Now, however, it looks increasingly likely that what made the Egyptian peace succeed was not any intrinsic merit in the land-for-peace paradigm, but merely the remarkable longevity in office of one man, former Egyptian President Hosni Mubarak, whose 30-year tenure encompassed most of the treaty’s lifespan.
And that in turn is leading a growing number of Israelis who previously supported land-for-peace to wonder whether it may not be an inherently unworkable paradigm, due to the fatal flaw encapsulated in its very name. In any land-for-peace deal, only one party actually considers “peace” a value worth trading for. What interests the other party is not peace, but gaining strategic assets such as land.
This fact is not exactly a secret. The New York Times, for instance, explained the Muslim Brotherhood’s threat to “review” the treaty if U.S. aid were cut by baldly admitting that “Egyptians have long considered American aid as a kind of payment for preserving the peace despite the popular resentment of Israel.” In other words, unlike Israelis, Egyptians do not see “peace” as a good in itself; they merely see it as a profitable protection racket – a way to wrest the Sinai from Israel and $1.3 billion a year from America. So if the payments dry up, “peace” has no more value.
The obvious problem with this from Israel’s perspective is that the land traded in exchange for peace is unrecoverable, even if the peace proves ephemeral. Israel did not reoccupy Lebanon or Gaza when those withdrawals went sour, and it will not reoccupy Sinai if Egypt abrogates the treaty. It will merely be left facing the next war in a far worse defensive position, without the generous territorial buffer that Sinai once provided between the Egyptian army and the Israeli heartland. Hence if the peace can not be counted on to last, land-for-peace is a terrible deal for Israel.
Given this, it is mind-boggling that Western leaders are still obsessing over bilateral Israeli-Palestinian issues, like settlement construction or reviving the stalled Jordanian-sponsored peace talks, while simply ignoring the looming Egyptian threat.
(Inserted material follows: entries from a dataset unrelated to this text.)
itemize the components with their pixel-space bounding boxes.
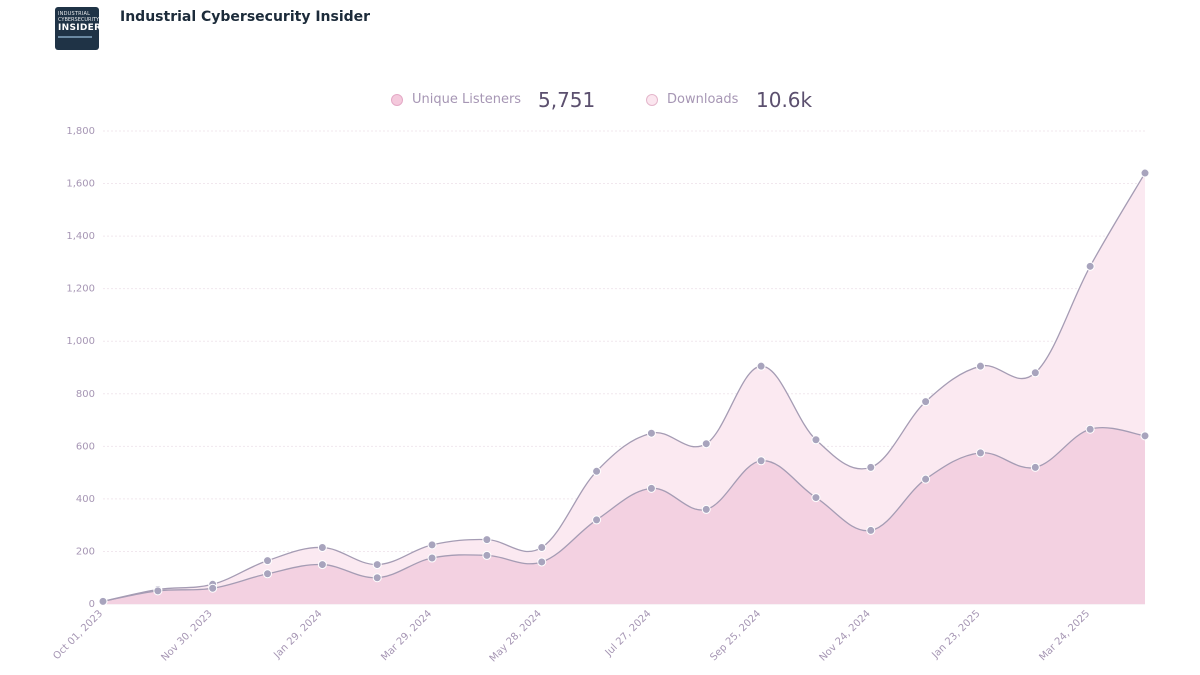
- data-point-downloads: [1030, 368, 1040, 378]
- legend-label: Unique Listeners: [412, 92, 522, 107]
- data-point-unique-listeners: [921, 474, 931, 484]
- legend-dot-icon: [646, 94, 658, 106]
- x-tick-label: Jan 29, 2024: [271, 608, 324, 661]
- x-tick-label: Oct 01, 2023: [51, 608, 105, 662]
- data-point-downloads: [317, 543, 327, 553]
- data-point-downloads: [811, 435, 821, 445]
- data-point-unique-listeners: [208, 583, 218, 593]
- data-point-unique-listeners: [701, 504, 711, 514]
- x-tick-label: Nov 30, 2023: [159, 608, 214, 663]
- data-point-unique-listeners: [646, 483, 656, 493]
- data-point-unique-listeners: [263, 569, 273, 579]
- series-area-unique-listeners: [103, 427, 1145, 604]
- data-point-downloads: [701, 439, 711, 449]
- y-tick-label: 800: [76, 389, 95, 400]
- data-point-unique-listeners: [1030, 462, 1040, 472]
- series-area-downloads: [103, 173, 1145, 605]
- area-chart: 0 200 400 600 800 1,000 1,200 1,400 1,600 1,800 Oc…: [51, 126, 1150, 664]
- data-point-unique-listeners: [153, 586, 163, 596]
- data-point-downloads: [646, 428, 656, 438]
- data-point-unique-listeners: [811, 493, 821, 503]
- data-point-downloads: [1140, 168, 1150, 178]
- chart-legend: Unique Listeners 5,751 Downloads 10.6k: [0, 88, 1200, 114]
- data-point-unique-listeners: [372, 573, 382, 583]
- y-tick-label: 1,000: [66, 336, 95, 347]
- data-point-downloads: [263, 556, 273, 566]
- data-point-downloads: [427, 540, 437, 550]
- data-point-downloads: [975, 361, 985, 371]
- y-tick-label: 0: [89, 599, 95, 610]
- y-tick-label: 400: [76, 494, 95, 505]
- data-point-unique-listeners: [98, 596, 108, 606]
- y-tick-label: 1,600: [66, 179, 95, 190]
- logo-text-line-1: INDUSTRIAL: [58, 11, 91, 17]
- data-point-unique-listeners: [317, 560, 327, 570]
- data-point-downloads: [537, 543, 547, 553]
- data-point-unique-listeners: [427, 553, 437, 563]
- logo-text-line-3: INSIDER: [58, 23, 99, 33]
- podcast-title[interactable]: Industrial Cybersecurity Insider: [120, 9, 371, 25]
- data-point-downloads: [921, 397, 931, 407]
- y-tick-label: 600: [76, 441, 95, 452]
- podcast-logo[interactable]: INDUSTRIAL CYBERSECURITY INSIDER: [55, 7, 99, 50]
- data-point-downloads: [1085, 261, 1095, 271]
- data-point-downloads: [482, 535, 492, 545]
- x-tick-label: Mar 24, 2025: [1037, 608, 1092, 663]
- legend-value: 10.6k: [756, 88, 813, 112]
- data-point-downloads: [372, 560, 382, 570]
- y-tick-label: 1,200: [66, 284, 95, 295]
- data-point-downloads: [756, 361, 766, 371]
- data-point-unique-listeners: [537, 557, 547, 567]
- data-point-unique-listeners: [1140, 431, 1150, 441]
- data-point-unique-listeners: [975, 448, 985, 458]
- legend-dot-icon: [391, 94, 403, 106]
- x-tick-label: May 28, 2024: [488, 608, 544, 664]
- y-tick-label: 1,400: [66, 231, 95, 242]
- logo-underline: [58, 36, 92, 38]
- legend-value: 5,751: [538, 88, 596, 112]
- logo-text-line-2: CYBERSECURITY: [58, 17, 99, 23]
- x-tick-label: Nov 24, 2024: [818, 608, 873, 663]
- data-point-downloads: [866, 462, 876, 472]
- data-point-unique-listeners: [756, 456, 766, 466]
- y-tick-label: 1,800: [66, 126, 95, 137]
- header: INDUSTRIAL CYBERSECURITY INSIDER Industr…: [0, 0, 1200, 75]
- x-tick-label: Mar 29, 2024: [379, 608, 434, 663]
- x-tick-label: Sep 25, 2024: [708, 608, 763, 663]
- data-point-downloads: [592, 466, 602, 476]
- x-tick-label: Jul 27, 2024: [603, 608, 654, 659]
- data-point-unique-listeners: [592, 515, 602, 525]
- x-tick-label: Jan 23, 2025: [929, 608, 982, 661]
- data-point-unique-listeners: [482, 550, 492, 560]
- data-point-unique-listeners: [1085, 424, 1095, 434]
- y-tick-label: 200: [76, 546, 95, 557]
- legend-label: Downloads: [667, 92, 739, 107]
- data-point-unique-listeners: [866, 525, 876, 535]
- series-line-downloads: [102, 172, 1146, 603]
Another few hundred houses in the settlements will not preclude a land-for-peace deal in the future; neither will the failure of yet another round of Israeli-Palestinian talks. But the collapse of the Israeli-Egyptian treaty would doom any land-for-peace deal for generations to come.
Perhaps, given its inherently problematic nature, the land-for-peace paradigm deserves to die. But if Western leaders are serious about wanting to preserve it, they need to realize that the Israeli-Palestinian issue is a sideshow. Preserving the Israeli-Egyptian peace is far more important.